PSMF療法(VLCD療法)はどのような場合に禁忌とされますか。

フォーミュラ食の適応と使用上の注意事項は表5の通りです。禁忌としては、心不全、肝不全、腎不全、妊娠などがあります。肥満糖尿病でケトアシドーシスの場合も禁忌で、精神的に不安定な状態のときも避けなければなりません。ただし、高度肥満で睡眠時無呼吸症候群による心不全患者に施行し、効果が見られた例があります。なお、PSMF療法(VLCD療法)は、安全に施行するため、原則入院にて行います。

副作用には、どのようなものがありますか。

空腹感、嘔気、下痢、便秘などの消化器症状や不整脈に加え、精神面で意欲低下、うつなどが報告されています。空腹感は導入後、数日続きますが、継続していると、訴えは次第に減少してきます。これは脂肪組織から動員された脂肪酸のβ酸化が促進した結果、ケトン体が増加し、食欲を抑制するためと考えられています。便秘に対しては、緩下薬なども考慮します。
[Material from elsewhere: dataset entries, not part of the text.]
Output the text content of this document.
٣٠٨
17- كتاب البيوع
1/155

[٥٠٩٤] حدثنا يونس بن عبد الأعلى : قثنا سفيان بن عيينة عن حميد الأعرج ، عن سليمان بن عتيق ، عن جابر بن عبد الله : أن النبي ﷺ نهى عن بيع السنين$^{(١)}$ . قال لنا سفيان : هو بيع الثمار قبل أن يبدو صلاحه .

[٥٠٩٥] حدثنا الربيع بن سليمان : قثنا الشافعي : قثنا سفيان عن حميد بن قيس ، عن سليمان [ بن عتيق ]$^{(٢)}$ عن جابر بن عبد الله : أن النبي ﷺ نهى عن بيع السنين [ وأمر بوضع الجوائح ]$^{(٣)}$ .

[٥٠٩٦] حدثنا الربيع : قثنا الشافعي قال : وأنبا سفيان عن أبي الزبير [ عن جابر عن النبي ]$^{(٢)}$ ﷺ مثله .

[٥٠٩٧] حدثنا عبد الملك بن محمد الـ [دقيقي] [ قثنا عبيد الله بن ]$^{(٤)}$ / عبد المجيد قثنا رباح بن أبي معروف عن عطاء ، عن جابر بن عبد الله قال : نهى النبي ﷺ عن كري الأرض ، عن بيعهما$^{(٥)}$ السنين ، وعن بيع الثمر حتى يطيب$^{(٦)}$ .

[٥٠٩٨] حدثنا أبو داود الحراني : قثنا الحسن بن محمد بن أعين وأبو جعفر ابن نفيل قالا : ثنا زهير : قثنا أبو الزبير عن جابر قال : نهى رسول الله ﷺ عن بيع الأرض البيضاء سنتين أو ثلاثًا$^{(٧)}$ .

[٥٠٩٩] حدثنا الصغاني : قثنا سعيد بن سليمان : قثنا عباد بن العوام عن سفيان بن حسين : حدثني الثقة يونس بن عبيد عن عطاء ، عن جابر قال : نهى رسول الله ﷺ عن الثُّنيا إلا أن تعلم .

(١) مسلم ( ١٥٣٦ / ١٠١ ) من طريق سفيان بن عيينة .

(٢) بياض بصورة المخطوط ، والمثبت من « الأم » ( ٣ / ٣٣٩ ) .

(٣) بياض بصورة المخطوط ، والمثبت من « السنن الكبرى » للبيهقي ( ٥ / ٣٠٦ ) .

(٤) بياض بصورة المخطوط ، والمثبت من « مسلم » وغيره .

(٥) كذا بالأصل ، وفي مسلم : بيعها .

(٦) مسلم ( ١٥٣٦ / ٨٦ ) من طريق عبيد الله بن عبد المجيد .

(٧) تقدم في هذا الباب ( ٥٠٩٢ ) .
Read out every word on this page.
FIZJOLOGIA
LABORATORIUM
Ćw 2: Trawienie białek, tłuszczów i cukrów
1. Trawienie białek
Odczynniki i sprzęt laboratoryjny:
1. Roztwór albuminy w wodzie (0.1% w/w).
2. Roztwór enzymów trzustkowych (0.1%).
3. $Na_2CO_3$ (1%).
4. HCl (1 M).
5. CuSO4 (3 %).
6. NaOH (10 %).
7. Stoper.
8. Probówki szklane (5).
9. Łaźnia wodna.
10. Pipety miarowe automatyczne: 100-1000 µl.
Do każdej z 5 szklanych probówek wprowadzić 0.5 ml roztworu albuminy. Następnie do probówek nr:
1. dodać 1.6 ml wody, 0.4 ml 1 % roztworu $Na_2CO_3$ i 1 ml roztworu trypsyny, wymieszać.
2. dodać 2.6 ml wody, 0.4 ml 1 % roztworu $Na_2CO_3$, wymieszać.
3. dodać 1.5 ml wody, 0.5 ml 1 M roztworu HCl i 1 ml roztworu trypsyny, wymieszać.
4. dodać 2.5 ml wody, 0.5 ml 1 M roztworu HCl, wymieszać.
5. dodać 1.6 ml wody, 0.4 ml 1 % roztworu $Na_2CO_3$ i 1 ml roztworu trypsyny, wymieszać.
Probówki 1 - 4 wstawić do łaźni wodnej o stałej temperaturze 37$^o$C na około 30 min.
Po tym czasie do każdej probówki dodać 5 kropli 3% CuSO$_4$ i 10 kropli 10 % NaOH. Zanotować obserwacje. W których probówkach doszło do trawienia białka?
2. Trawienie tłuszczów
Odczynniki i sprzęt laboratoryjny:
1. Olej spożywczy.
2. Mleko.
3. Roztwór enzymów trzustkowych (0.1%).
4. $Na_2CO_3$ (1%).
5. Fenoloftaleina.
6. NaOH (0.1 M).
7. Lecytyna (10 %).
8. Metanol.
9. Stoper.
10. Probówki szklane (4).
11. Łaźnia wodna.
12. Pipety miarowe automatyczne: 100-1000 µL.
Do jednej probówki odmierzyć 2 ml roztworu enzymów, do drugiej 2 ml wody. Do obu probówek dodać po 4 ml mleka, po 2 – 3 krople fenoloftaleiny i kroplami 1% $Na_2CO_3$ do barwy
生化学検査のなかでは、血中の尿酸が増加する場合があります。これは尿中へのケトン体排泄が増加し、尿酸排泄を抑制するためといわれています。通常、痛風等は起こしませんが、腎機能を悪化させることがあり、尿酸降下薬を投与することがあります。

表5フォーミュラ食の適応と使用上の注意事項

糖尿病がありインスリン製剤あるいはSU薬を用いている肥満症患者でも、フォーミュラ食は使えますか。

肥満症患者はしばしば糖尿病を合併するため、フォーミュラ食は糖尿病薬物治療中の患者さんに使用することが多くなります。ただし、インスリン製剤またはSU薬を用いている患者さんに使用する場合は、注意が必要です。低血糖が起こりうるからです。

一方で、うまく導入さえすれば、インスリン製剤、血糖降下薬の減量が期待できます。原則として、フォーミュラ食を一般食1食に代替して摂取する場合は、インスリン補充を半量にし、SU薬を中止します。各食前後には自己血糖測定も実施してもらい、低血糖が起きていないことを確認します。こうした方法により5kgあるいは8%程度の体重減少を行った結果、20単位程度のインスリン減量を実現できた例や、インスリン療法及びSU薬から離脱できた例が報告されています。

さまざまな類似市販品が出ていますが、どのように選べばよいですか。

フォーミュラ食は、必須アミノ酸を含む動物性主体の蛋白質やビタミン、ミネラルを十分含み、蛋白質以外のエネルギー源である糖質、脂質を必要最小限にした高蛋白低エネルギーの規格食品と言えます。現在、医学的に検証されているもの、わが国で手に入るものには、「オプティファースト」「マイクロダイエット」「オベキュア」があります。大豆蛋白のみのものや、コラーゲン含有のものなどは、適正なフォーミュラ食とはいえません。